Every element of this Christopher Williams retrospective—from the lucid photographs he has made over the past 35 years to the exhibition architecture to the catalogue to the press release—can be considered part of his artistic output. Williams approaches photography as a porous discipline, one that has secured a place among the fine arts even as it finds equal purchase in advertising, graphic design and publishing. (The title of the exhibition, “The Production Line of Happiness,” is taken from Jean-Luc Godard, underscoring cinema as a major touchstone for Williams.) He often uses commercial photographic techniques to depict the very conditions of photographic production, meaning everything from camera mechanisms to the color charts used to calibrate lighting. At the same time, his work deflects attention outward, to the contexts within which photographs are displayed, viewed, discussed and criticized.
The catalogue is a particularly telling example of these concerns. It comes in two versions, with identical contents but different covers: one is yellow, the other crimson. The hues were borrowed from the corporate identities of Kodak and AGFA, respectively, two firms that were once dominant in the photography market but which have struggled to survive in the digital age. If the covers allude to the industrial and technical side of the medium, the catalogue’s contents foreground its intellectual history.
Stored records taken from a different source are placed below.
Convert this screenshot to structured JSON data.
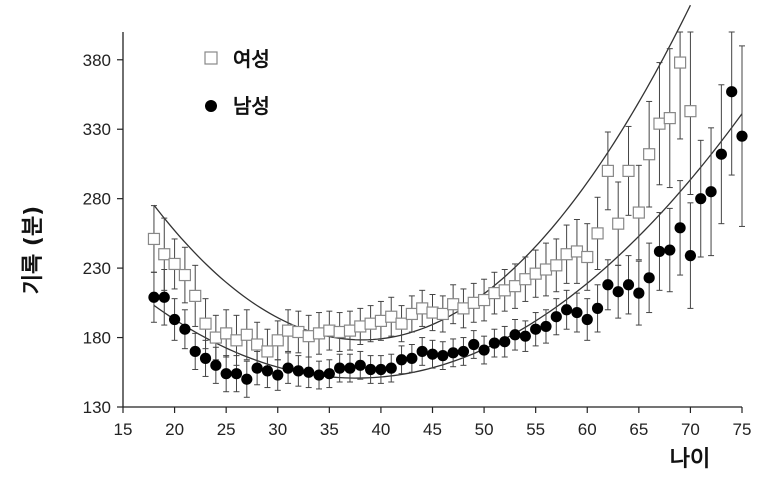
{
  "chart_data": {
    "type": "scatter",
    "title": "",
    "xlabel": "나이",
    "ylabel": "기록 (분)",
    "xlim": [
      15,
      75
    ],
    "ylim": [
      130,
      400
    ],
    "xticks": [
      15,
      20,
      25,
      30,
      35,
      40,
      45,
      50,
      55,
      60,
      65,
      70,
      75
    ],
    "yticks": [
      130,
      180,
      230,
      280,
      330,
      380
    ],
    "grid": false,
    "legend_position": "top-left",
    "series": [
      {
        "name": "여성",
        "marker": "open-square",
        "color": "#888888",
        "x": [
          18,
          19,
          20,
          21,
          22,
          23,
          24,
          25,
          26,
          27,
          28,
          29,
          30,
          31,
          32,
          33,
          34,
          35,
          36,
          37,
          38,
          39,
          40,
          41,
          42,
          43,
          44,
          45,
          46,
          47,
          48,
          49,
          50,
          51,
          52,
          53,
          54,
          55,
          56,
          57,
          58,
          59,
          60,
          61,
          62,
          63,
          64,
          65,
          66,
          67,
          68,
          69,
          70
        ],
        "y": [
          251,
          240,
          233,
          225,
          210,
          190,
          180,
          183,
          178,
          182,
          175,
          170,
          178,
          185,
          184,
          181,
          183,
          185,
          184,
          185,
          188,
          190,
          192,
          195,
          190,
          197,
          201,
          198,
          197,
          204,
          201,
          205,
          207,
          212,
          214,
          217,
          222,
          226,
          229,
          232,
          240,
          242,
          238,
          255,
          300,
          262,
          300,
          270,
          312,
          334,
          338,
          378,
          343
        ],
        "err": [
          24,
          26,
          18,
          20,
          22,
          18,
          16,
          17,
          18,
          18,
          16,
          16,
          14,
          15,
          15,
          15,
          15,
          14,
          14,
          14,
          13,
          13,
          14,
          14,
          13,
          13,
          13,
          13,
          13,
          14,
          14,
          14,
          15,
          15,
          15,
          16,
          16,
          17,
          19,
          19,
          21,
          23,
          24,
          26,
          28,
          30,
          32,
          34,
          38,
          44,
          50,
          55,
          60
        ],
        "fit": [
          0.23806,
          -18.18,
          525.42
        ]
      },
      {
        "name": "남성",
        "marker": "filled-circle",
        "color": "#000000",
        "x": [
          18,
          19,
          20,
          21,
          22,
          23,
          24,
          25,
          26,
          27,
          28,
          29,
          30,
          31,
          32,
          33,
          34,
          35,
          36,
          37,
          38,
          39,
          40,
          41,
          42,
          43,
          44,
          45,
          46,
          47,
          48,
          49,
          50,
          51,
          52,
          53,
          54,
          55,
          56,
          57,
          58,
          59,
          60,
          61,
          62,
          63,
          64,
          65,
          66,
          67,
          68,
          69,
          70,
          71,
          72,
          73,
          74,
          75
        ],
        "y": [
          209,
          209,
          193,
          186,
          170,
          165,
          160,
          154,
          154,
          150,
          158,
          156,
          153,
          158,
          156,
          155,
          153,
          154,
          158,
          158,
          160,
          157,
          157,
          158,
          164,
          165,
          170,
          168,
          167,
          169,
          170,
          175,
          171,
          176,
          177,
          182,
          181,
          186,
          188,
          195,
          200,
          198,
          193,
          201,
          218,
          213,
          218,
          212,
          223,
          242,
          243,
          259,
          239,
          280,
          285,
          312,
          357,
          325
        ],
        "err": [
          18,
          20,
          15,
          14,
          13,
          13,
          13,
          13,
          13,
          13,
          12,
          12,
          11,
          11,
          11,
          11,
          10,
          10,
          10,
          10,
          10,
          10,
          10,
          10,
          10,
          10,
          10,
          10,
          10,
          10,
          10,
          10,
          10,
          10,
          11,
          11,
          11,
          12,
          12,
          13,
          14,
          14,
          15,
          17,
          18,
          19,
          21,
          23,
          25,
          28,
          30,
          34,
          38,
          42,
          46,
          50,
          60,
          65
        ],
        "fit": [
          0.13614,
          -10.24,
          343.37
        ]
      }
    ]
  }
}
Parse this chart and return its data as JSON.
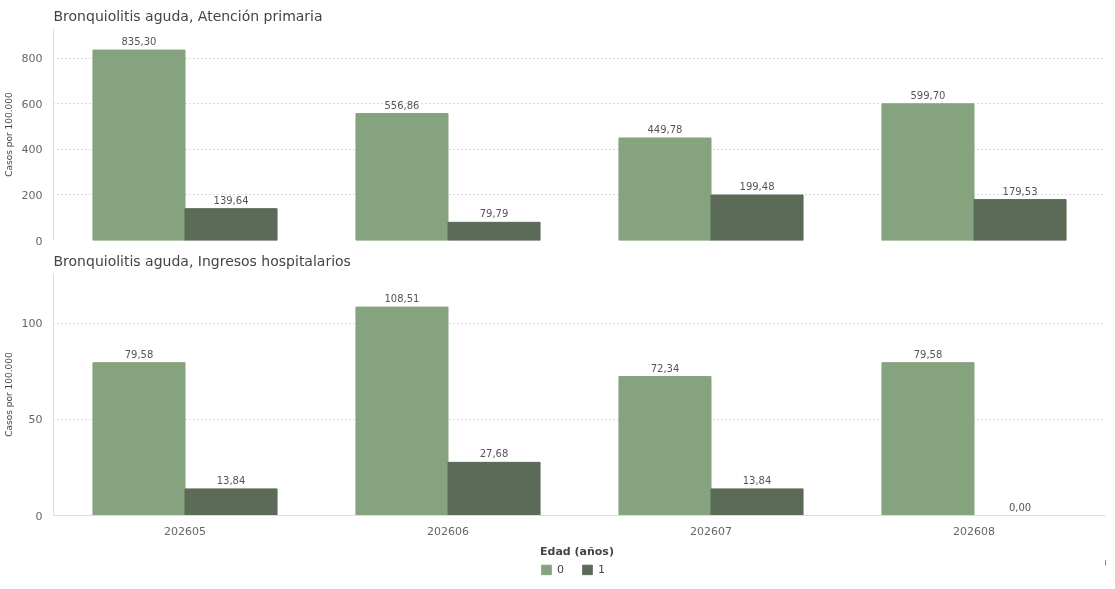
{
  "chart_data": [
    {
      "type": "bar",
      "title": "Bronquiolitis aguda, Atención primaria",
      "ylabel": "Casos por 100.000",
      "categories": [
        "202605",
        "202606",
        "202607",
        "202608"
      ],
      "ylim": [
        0,
        930
      ],
      "yticks": [
        0,
        200,
        400,
        600,
        800
      ],
      "grid": "y",
      "legend": false,
      "tick_labels": "y",
      "series": [
        {
          "color": "#86a37f",
          "values": [
            835.3,
            556.86,
            449.78,
            599.7
          ],
          "value_labels": [
            "835,30",
            "556,86",
            "449,78",
            "599,70"
          ]
        },
        {
          "color": "#5b6b58",
          "values": [
            139.64,
            79.79,
            199.48,
            179.53
          ],
          "value_labels": [
            "139,64",
            "79,79",
            "199,48",
            "179,53"
          ]
        }
      ]
    },
    {
      "type": "bar",
      "title": "Bronquiolitis aguda, Ingresos hospitalarios",
      "ylabel": "Casos por 100.000",
      "categories": [
        "202605",
        "202606",
        "202607",
        "202608"
      ],
      "ylim": [
        0,
        126
      ],
      "yticks": [
        0,
        50,
        100
      ],
      "grid": "y",
      "legend": "bottom",
      "legend_title": "Edad (años)",
      "series": [
        {
          "name": "0",
          "color": "#86a37f",
          "values": [
            79.58,
            108.51,
            72.34,
            79.58
          ],
          "value_labels": [
            "79,58",
            "108,51",
            "72,34",
            "79,58"
          ]
        },
        {
          "name": "1",
          "color": "#5b6b58",
          "values": [
            13.84,
            27.68,
            13.84,
            0.0
          ],
          "value_labels": [
            "13,84",
            "27,68",
            "13,84",
            "0,00"
          ]
        }
      ]
    }
  ]
}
The texts—many of which are reprintings of archival material—seem less geared toward assessing Williams’s unique contribution than drawing a genealogy for his practice. Among the varied offerings are references to artistic influence (statements from Barbara Kruger, John Miller, Lawrence Weiner), art historical narratives (essays by the show’s curators, Matthew S. Witkovsky, Roxana Marcoci and Mark Godfrey), political manifestos (by Godard, Bertolt Brecht and Pier Paolo Pasolini), and treatises on typography and graphic design (including
Walter Nickels’s “Basic Rules for the Design of a Catalog”).
If the catalogue embeds the discussion of Williams’s work within a much broader discourse, the exhibition design blurs the distinction between the artist’s work and its physical support. The main space is broken up by a succession of walls, some of which are sections of those installed for the retrospective’s first iteration at the Art Institute of Chicago. At that venue, sheets of bold yellow vinyl printed with reproductions of Williams works and fragments of text from the catalogue appeared outside the galleries. Similar “supergraphics,” as the curators call them, this time in crimson, are plastered on the entryway to MoMA’s galleries.
These gestures make clear the institutional contexts for the exhibition. But they also threaten to distract from the individual works—complex entities in themselves that reflect Williams’s rigorous questioning of photographic conventions and processes.
The oldest piece on view among this concise selection of 53 photographs was made in 1981, while Williams was still a graduate student at CalArts. (It also inaugurates his affinity for titles filled with detailed technical information too long to print in full here.) The work comprises a set of four appropriated images sourced from the John F. Kennedy Library in Boston. All were taken on May 10, 1963, six months before JFK’s assassination, and each depicts a moment when his back was turned toward the camera. Though likely dismissed as innocuous outtakes when they were first developed, it’s hard to view the images today without seeing them as somber omens. The title indicates a set of common photographic procedures—”rephotography, enlargement, and cropping”—that can profoundly affect the meaning of an image. Indeed, through Williams’s subtle interventions along these lines, a group of sloppy snapshots becomes a haunting memorial.
But the darkroom is only a small part of the larger image “production line” that Williams eventually took on. Often choosing to outsource the production of his work to commercial firms, Williams is most poignant when he directs the camera at the photographic apparatus itself. One of the most recent images included in the show, from 2013, depicts a “cutaway” cross section of a wide-angle lens, a Zeiss Distagon T* 2.8/15 ZM. The awe-inspiring array of gears and polished glass is surely the height of precision manufacturing. The title includes elaborately detailed technical specs, the serial number, the manufacturer and the location of where it was made, as well as the professional photography studio Williams commissioned to produce the image. We might imagine this lengthy set of information as another form of cropping. Just as the catalogue alludes to ongoing aesthetic and political debates and the exhibition design points to the operation of large-scale institutional structures, this lens and its tech specs speak to the vast social order and economic power that bring images into being.